Sehr geschickt habe ich empfunden, daß man in das Drehbuch einen Auftritt des Busreiseunternehmers Wilhelm Schmidt eingearbeitet hat, der erläutert, wie die Gastronomie von der Zusammenarbeit mit der Bustouristik profitieren kann. Er ist Vorstand der Gütegemeinschaft Buskomfort e.V., die auch gbk-Sterne für Busse und Chauffeure vergibt. Die Szenenfolge, in der der Gastronom an das Telefon greift anruft und schwupps kommt ein Busreiseunternehmer vorbei, war hingegen ziemlich praxisfern.

Die Fachzeitung "Omnibusrevuer" ist in einem Artikel auf diese Sendung eingegangen: "Mit dem Bus raus aus den Schulden" vom 23. Oktober 2008.

Kritisch möchte ich aus gastronomischer Sicht ergänzen: Busreisegruppen sind nicht für jeden Betrieb geeignet. Ihre potentiellen Nachteile:
  • Es lassen sich unter den Reiseteilnehmern selten Individualgäste generieren. Vor allem wenn die Teilnehmer weit weg wohnen. Bei Tagesausflügen kann es anders aussehen. Deshalb muß sich jede Gruppe für sich rechnen.
  • Busreiseveranstalter legen - nicht immer, aber häufig - auf einen niedrigen Preis Wert. Man kann sich, wenn das Restaurant eher höherpreisig ist, nicht mit seinem üblichen Speisenangebot präsentieren. Man ramponiert eventuell sein Image. Anders sieht es aus, wenn man die Reisegruppen in getrennten Räumen, an freien Tagen oder zu Zeiten bewirtet, in denen wenig Gäste anwesend sind.

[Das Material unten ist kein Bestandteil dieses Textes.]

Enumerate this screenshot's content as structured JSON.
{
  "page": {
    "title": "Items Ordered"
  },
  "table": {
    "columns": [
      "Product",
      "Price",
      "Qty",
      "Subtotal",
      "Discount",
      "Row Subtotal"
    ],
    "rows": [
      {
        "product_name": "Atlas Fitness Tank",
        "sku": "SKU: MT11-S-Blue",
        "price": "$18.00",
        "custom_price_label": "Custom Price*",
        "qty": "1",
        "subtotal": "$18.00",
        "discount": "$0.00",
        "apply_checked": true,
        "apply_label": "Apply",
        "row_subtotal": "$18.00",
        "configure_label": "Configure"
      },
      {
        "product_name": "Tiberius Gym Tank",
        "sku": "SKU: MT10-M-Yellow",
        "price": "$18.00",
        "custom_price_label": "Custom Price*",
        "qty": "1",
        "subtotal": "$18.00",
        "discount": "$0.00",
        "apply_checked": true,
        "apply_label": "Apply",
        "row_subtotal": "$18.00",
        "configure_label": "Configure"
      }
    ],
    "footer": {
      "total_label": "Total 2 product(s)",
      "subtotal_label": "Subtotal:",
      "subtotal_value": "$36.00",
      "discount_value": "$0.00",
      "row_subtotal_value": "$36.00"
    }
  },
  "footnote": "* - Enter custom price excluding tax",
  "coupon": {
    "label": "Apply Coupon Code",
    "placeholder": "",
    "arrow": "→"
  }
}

  • Man gewöhnt sich und das Team an schlechten Service, der sich aus Zeitdruck, niedrigen Margen und dem Wissen ergibt, daß die einzelnen Teilnehmer selten wieder kommen. Wichtiger wird es, den Reiseveranstalter, den Reiseleiter und den Busfahrer zufrieden zu stellen, sei es per Freiessen und - getränke aber auch durch Bargeld. Maximal ein freies Essen pro 20 Gruppenteilnehmer und kostenlose (alkoholfreie) Getränke für den Busfahrer und Reiseführer) sind branchenüblich.
  • Unter Umständen konkurrieren Reisegruppen mit Stammgästen und anderen Individualgäste, die z.B. keinen Platz mehr bekommen oder auf ihre Bedienung und ihre Speisen und Getränke länger warten müssen.
  • Eventuell nerven die Reiseteilnehmer die Stammgäste auch dadurch, daß sie nicht zu den Stammgästen passen. Bei uns waren z.B. Stammgäste aus der Motorradfahrerszene genervt von einer Reisegruppe aus dem Rheinland. Es war ein gemischter Chor, der zum Brunch objektiv wirklich schön Lieder gesungen hat wie "Warum ist es am Rhein so schön" (in Bamberg!).